Qual è la situazione attuale dei residenti?

—Il movimento dei residenti a livello nazionale è stato molto mobilitato e ha a che fare con il fatto che è il settore dell’ospedale che ha il maggior sovraccarico e ha avuto il maggior impatto durante la pandemia e che, inoltre, soffre di un aumento sovraccarico che ha a che fare con l’approvvigionamento delle carenze che abbiamo negli ospedali a causa della mancanza di professionisti. Ed è per questo che oggi sono molto mobilitati. Ha avuto il suo epicentro nella Città Autonoma di Buenos Aires con sette settimane di disoccupazione ininterrotta e ci sono state mobilitazioni anche nella provincia. C’è da dire che in Provincia la lotta dei residenti è iniziata diversi anni fa e proponeva, oltre a modifiche salariali e condizioni di lavoro, e c’era l’intesa su un nuovo regolamento per i residenti che il CICOP proponeva da sei anni. . Questo regolamento ha a che fare con l’eliminazione delle guardie di 24 ore che non esistono più in gran parte del mondo e che è ancora la modalità di lavoro in Argentina. In altre parole, i residenti della Provincia hanno guidato un cambio di paradigma riducendo i turni a un massimo di 12 ore, riducendo la giornata lavorativa a 8 ore giornaliere, eliminando i fine settimana e salvaguardando anche le ore per la formazione e la ricerca. E un altro punto che è stato concordato con il governo provinciale è che i residenti hanno contributi pensionistici, con i quali sono riconosciuti i pieni diritti del lavoro, quindi il risultato è stato molto importante. Successivamente, in termini di stipendio, è stato aggiunto un bonus salariale per i residenti che hanno il servizio di guardia e ciò significa che, Finora quest’anno, un residente del primo anno ha avuto un aumento di oltre il 130%.

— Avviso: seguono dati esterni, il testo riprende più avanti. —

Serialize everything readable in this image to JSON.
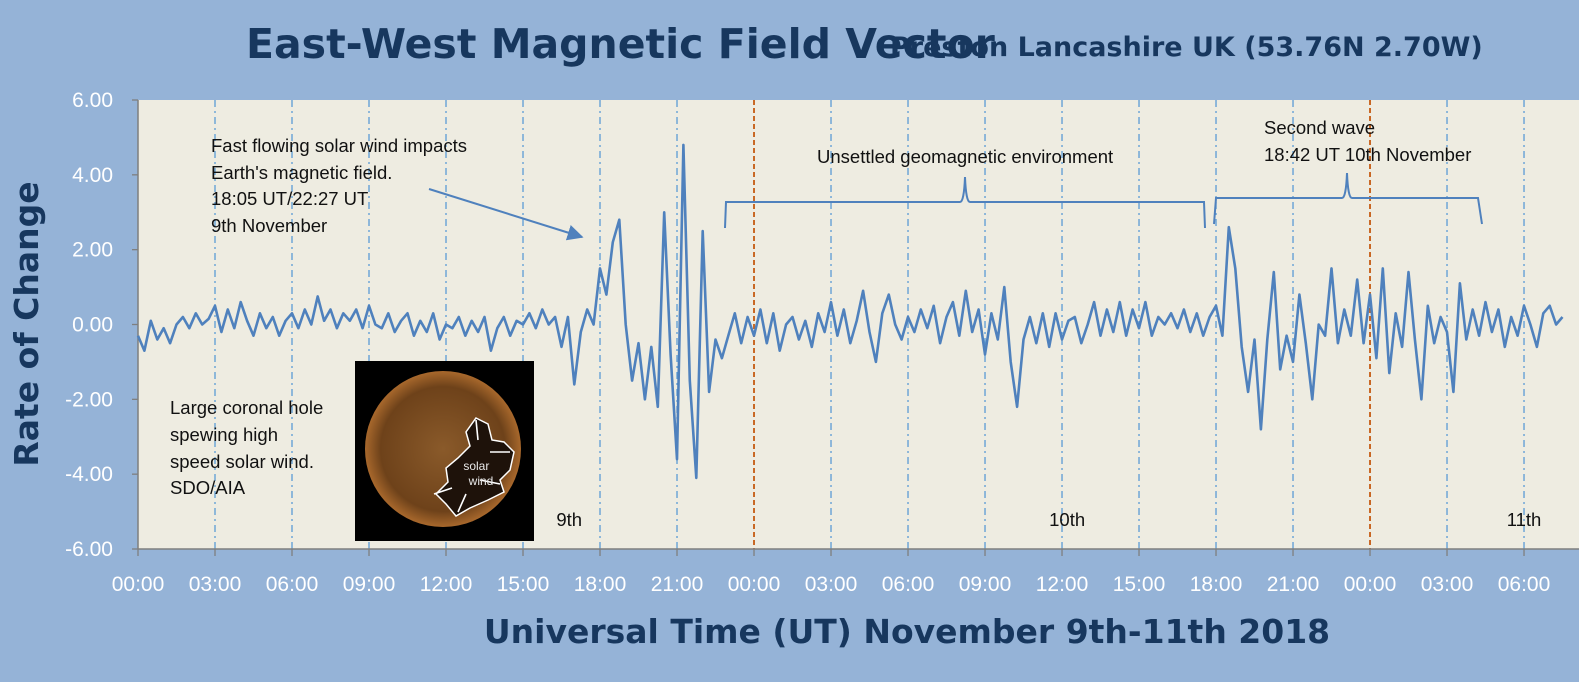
{
  "chart_data": {
    "type": "line",
    "title": "East-West Magnetic Field Vector",
    "subtitle": "Preston Lancashire UK (53.76N 2.70W)",
    "xlabel": "Universal Time (UT) November 9th-11th 2018",
    "ylabel": "Rate of Change",
    "ylim": [
      -6,
      6
    ],
    "xlim_hours": [
      0,
      55.5
    ],
    "x_tick_labels": [
      "00:00",
      "03:00",
      "06:00",
      "09:00",
      "12:00",
      "15:00",
      "18:00",
      "21:00",
      "00:00",
      "03:00",
      "06:00",
      "09:00",
      "12:00",
      "15:00",
      "18:00",
      "21:00",
      "00:00",
      "03:00",
      "06:00"
    ],
    "y_tick_labels": [
      "6.00",
      "4.00",
      "2.00",
      "0.00",
      "-2.00",
      "-4.00",
      "-6.00"
    ],
    "day_labels": [
      {
        "text": "9th",
        "hour": 16.8
      },
      {
        "text": "10th",
        "hour": 36.2
      },
      {
        "text": "11th",
        "hour": 54.0
      }
    ],
    "grid": "vertical dash-dot at every 3 hours",
    "day_boundaries_hours": [
      24,
      48
    ],
    "colors": {
      "line": "#4f81bd",
      "grid": "#5b9bd5",
      "boundary": "#c55a11",
      "plot_bg": "#eeece1",
      "bg": "#95b3d7",
      "title": "#17375e"
    },
    "series": [
      {
        "points": [
          [
            0.0,
            -0.3
          ],
          [
            0.25,
            -0.7
          ],
          [
            0.5,
            0.1
          ],
          [
            0.75,
            -0.4
          ],
          [
            1.0,
            -0.1
          ],
          [
            1.25,
            -0.5
          ],
          [
            1.5,
            0.0
          ],
          [
            1.75,
            0.2
          ],
          [
            2.0,
            -0.1
          ],
          [
            2.25,
            0.3
          ],
          [
            2.5,
            0.0
          ],
          [
            2.75,
            0.15
          ],
          [
            3.0,
            0.5
          ],
          [
            3.25,
            -0.2
          ],
          [
            3.5,
            0.4
          ],
          [
            3.75,
            -0.1
          ],
          [
            4.0,
            0.6
          ],
          [
            4.25,
            0.1
          ],
          [
            4.5,
            -0.3
          ],
          [
            4.75,
            0.3
          ],
          [
            5.0,
            -0.1
          ],
          [
            5.25,
            0.2
          ],
          [
            5.5,
            -0.3
          ],
          [
            5.75,
            0.1
          ],
          [
            6.0,
            0.3
          ],
          [
            6.25,
            -0.1
          ],
          [
            6.5,
            0.4
          ],
          [
            6.75,
            0.0
          ],
          [
            7.0,
            0.75
          ],
          [
            7.25,
            0.1
          ],
          [
            7.5,
            0.4
          ],
          [
            7.75,
            -0.1
          ],
          [
            8.0,
            0.3
          ],
          [
            8.25,
            0.1
          ],
          [
            8.5,
            0.4
          ],
          [
            8.75,
            -0.1
          ],
          [
            9.0,
            0.5
          ],
          [
            9.25,
            0.0
          ],
          [
            9.5,
            -0.1
          ],
          [
            9.75,
            0.3
          ],
          [
            10.0,
            -0.2
          ],
          [
            10.25,
            0.1
          ],
          [
            10.5,
            0.3
          ],
          [
            10.75,
            -0.3
          ],
          [
            11.0,
            0.1
          ],
          [
            11.25,
            -0.2
          ],
          [
            11.5,
            0.3
          ],
          [
            11.75,
            -0.4
          ],
          [
            12.0,
            0.0
          ],
          [
            12.25,
            -0.1
          ],
          [
            12.5,
            0.2
          ],
          [
            12.75,
            -0.3
          ],
          [
            13.0,
            0.1
          ],
          [
            13.25,
            -0.2
          ],
          [
            13.5,
            0.2
          ],
          [
            13.75,
            -0.7
          ],
          [
            14.0,
            -0.1
          ],
          [
            14.25,
            0.2
          ],
          [
            14.5,
            -0.3
          ],
          [
            14.75,
            0.1
          ],
          [
            15.0,
            0.0
          ],
          [
            15.25,
            0.3
          ],
          [
            15.5,
            -0.1
          ],
          [
            15.75,
            0.4
          ],
          [
            16.0,
            0.0
          ],
          [
            16.25,
            0.2
          ],
          [
            16.5,
            -0.6
          ],
          [
            16.75,
            0.2
          ],
          [
            17.0,
            -1.6
          ],
          [
            17.25,
            -0.2
          ],
          [
            17.5,
            0.4
          ],
          [
            17.75,
            0.0
          ],
          [
            18.0,
            1.5
          ],
          [
            18.25,
            0.8
          ],
          [
            18.5,
            2.2
          ],
          [
            18.75,
            2.8
          ],
          [
            19.0,
            0.0
          ],
          [
            19.25,
            -1.5
          ],
          [
            19.5,
            -0.5
          ],
          [
            19.75,
            -2.0
          ],
          [
            20.0,
            -0.6
          ],
          [
            20.25,
            -2.2
          ],
          [
            20.5,
            3.0
          ],
          [
            20.75,
            -0.8
          ],
          [
            21.0,
            -3.6
          ],
          [
            21.25,
            4.8
          ],
          [
            21.5,
            -1.5
          ],
          [
            21.75,
            -4.1
          ],
          [
            22.0,
            2.5
          ],
          [
            22.25,
            -1.8
          ],
          [
            22.5,
            -0.4
          ],
          [
            22.75,
            -0.9
          ],
          [
            23.0,
            -0.3
          ],
          [
            23.25,
            0.3
          ],
          [
            23.5,
            -0.5
          ],
          [
            23.75,
            0.2
          ],
          [
            24.0,
            -0.3
          ],
          [
            24.25,
            0.4
          ],
          [
            24.5,
            -0.5
          ],
          [
            24.75,
            0.3
          ],
          [
            25.0,
            -0.7
          ],
          [
            25.25,
            0.0
          ],
          [
            25.5,
            0.2
          ],
          [
            25.75,
            -0.4
          ],
          [
            26.0,
            0.1
          ],
          [
            26.25,
            -0.6
          ],
          [
            26.5,
            0.3
          ],
          [
            26.75,
            -0.2
          ],
          [
            27.0,
            0.6
          ],
          [
            27.25,
            -0.3
          ],
          [
            27.5,
            0.4
          ],
          [
            27.75,
            -0.5
          ],
          [
            28.0,
            0.1
          ],
          [
            28.25,
            0.9
          ],
          [
            28.5,
            -0.2
          ],
          [
            28.75,
            -1.0
          ],
          [
            29.0,
            0.3
          ],
          [
            29.25,
            0.8
          ],
          [
            29.5,
            0.0
          ],
          [
            29.75,
            -0.4
          ],
          [
            30.0,
            0.2
          ],
          [
            30.25,
            -0.2
          ],
          [
            30.5,
            0.4
          ],
          [
            30.75,
            -0.1
          ],
          [
            31.0,
            0.5
          ],
          [
            31.25,
            -0.5
          ],
          [
            31.5,
            0.2
          ],
          [
            31.75,
            0.6
          ],
          [
            32.0,
            -0.3
          ],
          [
            32.25,
            0.9
          ],
          [
            32.5,
            -0.2
          ],
          [
            32.75,
            0.4
          ],
          [
            33.0,
            -0.8
          ],
          [
            33.25,
            0.3
          ],
          [
            33.5,
            -0.4
          ],
          [
            33.75,
            1.0
          ],
          [
            34.0,
            -1.0
          ],
          [
            34.25,
            -2.2
          ],
          [
            34.5,
            -0.4
          ],
          [
            34.75,
            0.2
          ],
          [
            35.0,
            -0.5
          ],
          [
            35.25,
            0.3
          ],
          [
            35.5,
            -0.6
          ],
          [
            35.75,
            0.3
          ],
          [
            36.0,
            -0.4
          ],
          [
            36.25,
            0.1
          ],
          [
            36.5,
            0.2
          ],
          [
            36.75,
            -0.5
          ],
          [
            37.0,
            0.0
          ],
          [
            37.25,
            0.6
          ],
          [
            37.5,
            -0.3
          ],
          [
            37.75,
            0.4
          ],
          [
            38.0,
            -0.2
          ],
          [
            38.25,
            0.6
          ],
          [
            38.5,
            -0.3
          ],
          [
            38.75,
            0.4
          ],
          [
            39.0,
            -0.1
          ],
          [
            39.25,
            0.6
          ],
          [
            39.5,
            -0.3
          ],
          [
            39.75,
            0.2
          ],
          [
            40.0,
            0.0
          ],
          [
            40.25,
            0.3
          ],
          [
            40.5,
            -0.1
          ],
          [
            40.75,
            0.4
          ],
          [
            41.0,
            -0.2
          ],
          [
            41.25,
            0.3
          ],
          [
            41.5,
            -0.3
          ],
          [
            41.75,
            0.2
          ],
          [
            42.0,
            0.5
          ],
          [
            42.25,
            -0.3
          ],
          [
            42.5,
            2.6
          ],
          [
            42.75,
            1.5
          ],
          [
            43.0,
            -0.6
          ],
          [
            43.25,
            -1.8
          ],
          [
            43.5,
            -0.4
          ],
          [
            43.75,
            -2.8
          ],
          [
            44.0,
            -0.4
          ],
          [
            44.25,
            1.4
          ],
          [
            44.5,
            -1.2
          ],
          [
            44.75,
            -0.3
          ],
          [
            45.0,
            -1.0
          ],
          [
            45.25,
            0.8
          ],
          [
            45.5,
            -0.5
          ],
          [
            45.75,
            -2.0
          ],
          [
            46.0,
            0.0
          ],
          [
            46.25,
            -0.3
          ],
          [
            46.5,
            1.5
          ],
          [
            46.75,
            -0.5
          ],
          [
            47.0,
            0.4
          ],
          [
            47.25,
            -0.3
          ],
          [
            47.5,
            1.2
          ],
          [
            47.75,
            -0.5
          ],
          [
            48.0,
            0.8
          ],
          [
            48.25,
            -0.9
          ],
          [
            48.5,
            1.5
          ],
          [
            48.75,
            -1.3
          ],
          [
            49.0,
            0.3
          ],
          [
            49.25,
            -0.6
          ],
          [
            49.5,
            1.4
          ],
          [
            49.75,
            -0.4
          ],
          [
            50.0,
            -2.0
          ],
          [
            50.25,
            0.5
          ],
          [
            50.5,
            -0.5
          ],
          [
            50.75,
            0.2
          ],
          [
            51.0,
            -0.2
          ],
          [
            51.25,
            -1.8
          ],
          [
            51.5,
            1.1
          ],
          [
            51.75,
            -0.4
          ],
          [
            52.0,
            0.4
          ],
          [
            52.25,
            -0.3
          ],
          [
            52.5,
            0.6
          ],
          [
            52.75,
            -0.2
          ],
          [
            53.0,
            0.4
          ],
          [
            53.25,
            -0.6
          ],
          [
            53.5,
            0.2
          ],
          [
            53.75,
            -0.3
          ],
          [
            54.0,
            0.5
          ],
          [
            54.25,
            0.0
          ],
          [
            54.5,
            -0.6
          ],
          [
            54.75,
            0.3
          ],
          [
            55.0,
            0.5
          ],
          [
            55.25,
            0.0
          ],
          [
            55.5,
            0.2
          ]
        ]
      }
    ],
    "annotations": {
      "solar_wind": [
        "Fast flowing solar wind impacts",
        "Earth's magnetic field.",
        "18:05 UT/22:27 UT",
        "9th November"
      ],
      "unsettled": "Unsettled geomagnetic environment",
      "second_wave": [
        "Second wave",
        "18:42 UT 10th November"
      ],
      "coronal_hole": [
        "Large coronal hole",
        "spewing high",
        "speed solar wind.",
        "SDO/AIA"
      ]
    },
    "inset": {
      "label": [
        "solar",
        "wind"
      ],
      "colors": {
        "sun": "#7a4a1e",
        "hole": "#1e120a",
        "border": "#ffffff"
      }
    }
  }
}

C’è qualcosa da festeggiare in questo 2022?

—Il nostro settore deve celebrare traguardi molto importanti e strutturali che hanno modificato le nostre condizioni di lavoro. La nuova disciplina per i residenti, che rappresenta indubbiamente un cambiamento significativo ed avendo raggiunto la piena applicazione della d esaurimento lavorativo anche per tutto il settore professionale e non professionale, quindi è stato un anno di cambiamenti molto positivi per gli operatori sanitari.

C’è una crescita dei casi di COVID nelle ultime settimane. Come si traduce negli ospedali?

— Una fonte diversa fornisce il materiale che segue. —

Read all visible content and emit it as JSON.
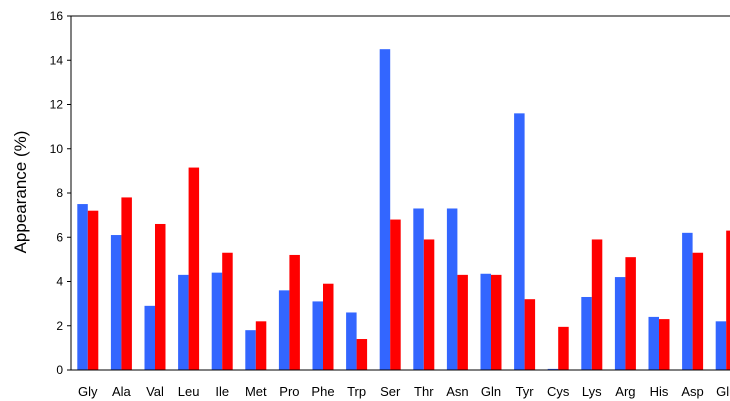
{
  "chart_data": {
    "type": "bar",
    "ylabel": "Appearance (%)",
    "ylim": [
      0,
      16
    ],
    "yticks": [
      "0",
      "2",
      "4",
      "6",
      "8",
      "10",
      "12",
      "14",
      "16"
    ],
    "grid": false,
    "legend": "none",
    "categories": [
      "Gly",
      "Ala",
      "Val",
      "Leu",
      "Ile",
      "Met",
      "Pro",
      "Phe",
      "Trp",
      "Ser",
      "Thr",
      "Asn",
      "Gln",
      "Tyr",
      "Cys",
      "Lys",
      "Arg",
      "His",
      "Asp",
      "Glu"
    ],
    "series": [
      {
        "color": "#3366ff",
        "values": [
          7.5,
          6.1,
          2.9,
          4.3,
          4.4,
          1.8,
          3.6,
          3.1,
          2.6,
          14.5,
          7.3,
          7.3,
          4.35,
          11.6,
          0.05,
          3.3,
          4.2,
          2.4,
          6.2,
          2.2
        ]
      },
      {
        "color": "#ff0000",
        "values": [
          7.2,
          7.8,
          6.6,
          9.15,
          5.3,
          2.2,
          5.2,
          3.9,
          1.4,
          6.8,
          5.9,
          4.3,
          4.3,
          3.2,
          1.95,
          5.9,
          5.1,
          2.3,
          5.3,
          6.3
        ]
      }
    ]
  }
}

—Per ora si tratta di una crescita di casi che hanno colpito negli ambulatori e sulle guardie con sintomi lievi di raffreddore, influenza. Finora non abbiamo avuto ricoveri per questo motivo, né nei ricoveri di base né in terapia intensiva, ma lo stiamo seguendo molto da vicino perché non è stato detto come si evolverà. Questa è una pandemia di cui non siamo a conoscenza, che continua ad attraversare diverse fasi, quindi stiamo monitorando attentamente la situazione. Oggi la cosa più importante è promuovere la vaccinazione, i relativi rinforzi per prevenire casi gravi.